CLÉANTHE. Ich habe unterderhand erfahren, daß sie nicht[9] wohlhabend sind, und daß sie trotz ihrer Eingezogenheit Mühe haben, ihre wenigen Ausgaben zu bestreiten. Denke nur, Schwester, welche Freude es sein müßte, die Lage eines geliebten Wesens zu verbessern, auf feine Weise dem bescheidenen Bedarf einer tugendhaften Familie zu Hilfe zu kommen, und du wirst einsehn, wie schmerzlich es für mich sein muß, mich durch den Geiz unsres Vaters außerstande zu sehn, mir dies Glück zu verschaffen und meiner Geliebten irgendeinen Beweis meiner Zärtlichkeit zu geben.

ÉLISE. Ja, ich begreife ganz, Bruder, welchen Kummer du dabei empfinden mußt.

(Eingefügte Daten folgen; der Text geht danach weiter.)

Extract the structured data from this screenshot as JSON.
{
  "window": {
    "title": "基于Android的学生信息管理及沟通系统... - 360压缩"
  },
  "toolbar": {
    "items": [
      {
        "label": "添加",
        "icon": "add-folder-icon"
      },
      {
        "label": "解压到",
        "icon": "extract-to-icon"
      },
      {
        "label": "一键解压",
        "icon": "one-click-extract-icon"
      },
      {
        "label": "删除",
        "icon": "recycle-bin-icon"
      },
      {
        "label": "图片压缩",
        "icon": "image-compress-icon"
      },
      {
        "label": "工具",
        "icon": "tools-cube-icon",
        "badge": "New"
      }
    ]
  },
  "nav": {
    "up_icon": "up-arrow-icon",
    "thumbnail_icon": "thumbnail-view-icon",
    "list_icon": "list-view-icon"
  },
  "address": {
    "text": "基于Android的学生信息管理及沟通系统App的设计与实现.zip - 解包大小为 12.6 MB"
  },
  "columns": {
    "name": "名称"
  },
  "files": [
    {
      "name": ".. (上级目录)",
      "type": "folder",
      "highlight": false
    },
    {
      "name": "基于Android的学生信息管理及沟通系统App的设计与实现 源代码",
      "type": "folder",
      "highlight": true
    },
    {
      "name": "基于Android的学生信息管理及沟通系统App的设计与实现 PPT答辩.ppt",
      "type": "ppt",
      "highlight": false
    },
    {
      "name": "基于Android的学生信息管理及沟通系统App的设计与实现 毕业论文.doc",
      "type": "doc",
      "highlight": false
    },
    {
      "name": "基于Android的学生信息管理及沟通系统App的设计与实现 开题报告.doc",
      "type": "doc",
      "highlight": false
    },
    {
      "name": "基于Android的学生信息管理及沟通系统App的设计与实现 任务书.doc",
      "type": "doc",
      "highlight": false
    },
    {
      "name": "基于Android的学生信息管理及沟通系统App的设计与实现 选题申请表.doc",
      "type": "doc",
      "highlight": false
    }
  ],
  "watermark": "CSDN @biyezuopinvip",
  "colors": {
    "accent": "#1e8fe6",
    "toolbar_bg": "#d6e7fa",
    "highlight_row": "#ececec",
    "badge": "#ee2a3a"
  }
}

CLÉANTHE. Ach, Schwester, er ist größer, als du ihn dir vorstellen kannst. Sag selbst, kann man sich etwas Grausameres denken als die harte Sparsamkeit, die man gegen uns ausübt, und die unerhörte Dürftigkeit, in der wir schmachten müssen? – Wozu hilft uns unser Vermögen, wenn es uns erst in einer Zeit zufällt, wo wir nicht mehr in den schönen Jahren sind, es genießen zu können? wenn ich jetzt, um nur zu bestehn, nach allen Seiten Schulden machen muß und so wie du gezwungen bin, täglich die Gefälligkeit der Kaufleute in Anspruch zu nehmen, um mir nur einigermaßen anständige Kleider zu verschaffen? – Ich habe dich bitten wollen, liebste Schwester, mir unsern Vater über meine Neigung ausforschen zu helfen; und wenn ich sehe, daß er taub für meine Wünsche bleibt, bin ich entschlossen, mir eine andre Heimat zu suchen und mit dem geliebten Mädchen mein Schicksal dem Himmel anheimzustellen. Ich bemühe mich deshalb, wo ich kann, Geld aufzunehmen, und wenn deine Lage, liebste Schwester, der meinigen gleichen sollte und unser Vater sich dir ebenso widersetzt wie mir, so laß uns ihm beide entfliehen und uns von der Tyrannei freimachen, in der sein unerträglicher Geiz uns schon so lange gefesselt hält.

ÉLISE. Es ist wahr, daß er uns täglich mehr und mehr Ursache gibt, den Tod unsrer Mutter aufs neue zu beweinen.

CLÉANTHE. Ich höre seine Stimme: laß uns in dein Zimmer gehn, um unsre Geständnisse weiter auszutauschen, und dann mit vereinten Kräften einen Angriff auf seinen harten Sinn versuchen.[10]